RUSSIA SECURITY PROPOSALS OVER UKRAINE TENSIONS

Putin sees ‘positive’ US reaction

By AFP, Moscow

President Vladimir Putin said that Washington's willingness to discuss Russia's security proposals to curb Nato's eastward expansion was "positive", as fears mount in the West over a major military escalation in Ukraine.

The Kremlin has grown increasingly insistent that the West and Nato are encroaching dangerously close to Russia's borders. Moscow presented the West with sweeping security demands last week, saying Nato must not admit new members and seeking to bar the United States from establishing new bases in former Soviet republics.

Washington responded that it is willing to discuss the security proposals -- within weeks according to a US official -- and Putin said Thursday that Washington is ready for talks at the start of next year in Geneva.

"The start of negotiations announced (for) January will allow us to move forward," Putin said at his annual end-of-year press conference, adding that representatives from both sides have been appointed.

"I hope that this is the first positive reaction."

A senior US official said Washington was "ready to engage in diplomacy as soon as early January", both bilaterally and through "multiple channels".
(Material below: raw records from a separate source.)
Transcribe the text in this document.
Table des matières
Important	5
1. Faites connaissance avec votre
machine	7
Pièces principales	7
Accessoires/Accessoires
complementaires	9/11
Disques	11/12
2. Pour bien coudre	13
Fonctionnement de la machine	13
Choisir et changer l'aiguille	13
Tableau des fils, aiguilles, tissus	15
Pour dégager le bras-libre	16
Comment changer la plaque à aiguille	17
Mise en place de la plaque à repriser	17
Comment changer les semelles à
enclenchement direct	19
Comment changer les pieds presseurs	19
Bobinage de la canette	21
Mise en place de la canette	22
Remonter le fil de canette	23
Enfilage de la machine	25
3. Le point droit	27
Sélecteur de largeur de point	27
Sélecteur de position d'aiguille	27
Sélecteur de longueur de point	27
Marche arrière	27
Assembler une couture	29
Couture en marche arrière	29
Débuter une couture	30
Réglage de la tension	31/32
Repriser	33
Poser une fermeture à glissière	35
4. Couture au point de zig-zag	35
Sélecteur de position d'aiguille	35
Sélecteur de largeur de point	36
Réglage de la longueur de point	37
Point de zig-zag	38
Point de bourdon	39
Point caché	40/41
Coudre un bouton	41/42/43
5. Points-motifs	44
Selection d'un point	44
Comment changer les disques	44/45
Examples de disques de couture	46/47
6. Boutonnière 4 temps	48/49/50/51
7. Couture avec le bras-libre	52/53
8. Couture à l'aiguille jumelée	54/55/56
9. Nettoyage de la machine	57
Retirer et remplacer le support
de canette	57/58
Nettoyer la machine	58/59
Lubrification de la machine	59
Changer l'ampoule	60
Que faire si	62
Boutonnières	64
Putin's conciliatory tone Thursday came after tensions peaked this week when he vowed that Russia would take "appropriate retaliatory" military steps in response to what he called the West's "aggressive stance". He also announced a new arsenal of hypersonic missiles that he has previously described as "invincible" were nearing combat readiness.
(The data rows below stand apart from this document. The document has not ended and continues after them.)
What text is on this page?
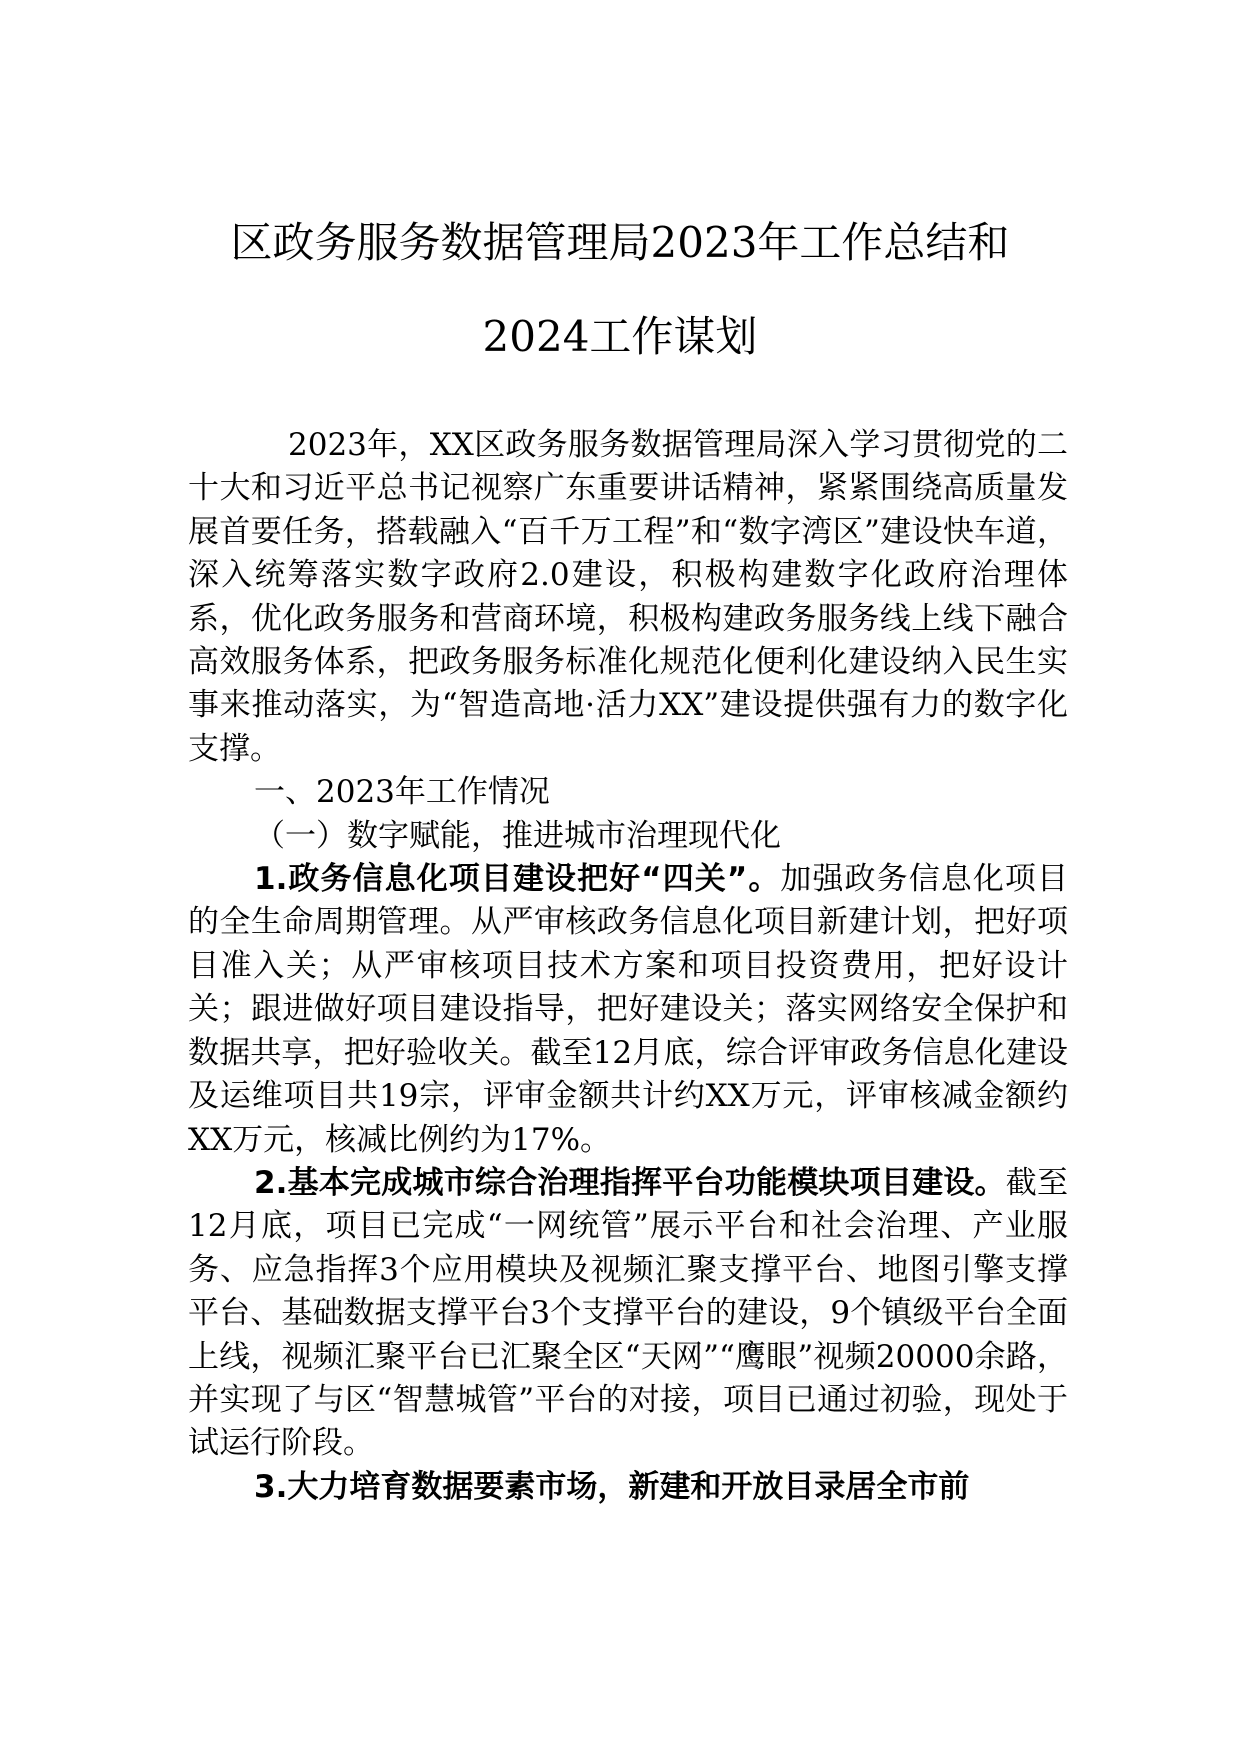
区政务服务数据管理局2023年工作总结和
2024工作谋划

2023年，XX区政务服务数据管理局深入学习贯彻党的二十大和习近平总书记视察广东重要讲话精神，紧紧围绕高质量发展首要任务，搭载融入“百千万工程”和“数字湾区”建设快车道，深入统筹落实数字政府2.0建设，积极构建数字化政府治理体系，优化政务服务和营商环境，积极构建政务服务线上线下融合高效服务体系，把政务服务标准化规范化便利化建设纳入民生实事来推动落实，为“智造高地·活力XX”建设提供强有力的数字化支撑。

一、2023年工作情况

（一）数字赋能，推进城市治理现代化

1.政务信息化项目建设把好“四关”。加强政务信息化项目的全生命周期管理。从严审核政务信息化项目新建计划，把好项目准入关；从严审核项目技术方案和项目投资费用，把好设计关；跟进做好项目建设指导，把好建设关；落实网络安全保护和数据共享，把好验收关。截至12月底，综合评审政务信息化建设及运维项目共19宗，评审金额共计约XX万元，评审核减金额约XX万元，核减比例约为17%。

2.基本完成城市综合治理指挥平台功能模块项目建设。截至12月底，项目已完成“一网统管”展示平台和社会治理、产业服务、应急指挥3个应用模块及视频汇聚支撑平台、地图引擎支撑平台、基础数据支撑平台3个支撑平台的建设，9个镇级平台全面上线，视频汇聚平台已汇聚全区“天网”“鹰眼”视频20000余路，并实现了与区“智慧城管”平台的对接，项目已通过初验，现处于试运行阶段。

3.大力培育数据要素市场，新建和开放目录居全市前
Tensions have been building since mid-November when Washington sounded the alarm over a massive Russian troop build-up on Ukraine's border and claimed that Putin is planning an invasion.

The West has long accused the Kremlin of providing direct military support to pro-Russia separatists in eastern Ukraine, who seized two regions shortly after Moscow annexed Crimea in 2014.

The Russia denies the claims and Putin has suggested that the conflict, which has claimed over 13,000 lives, is genocidal.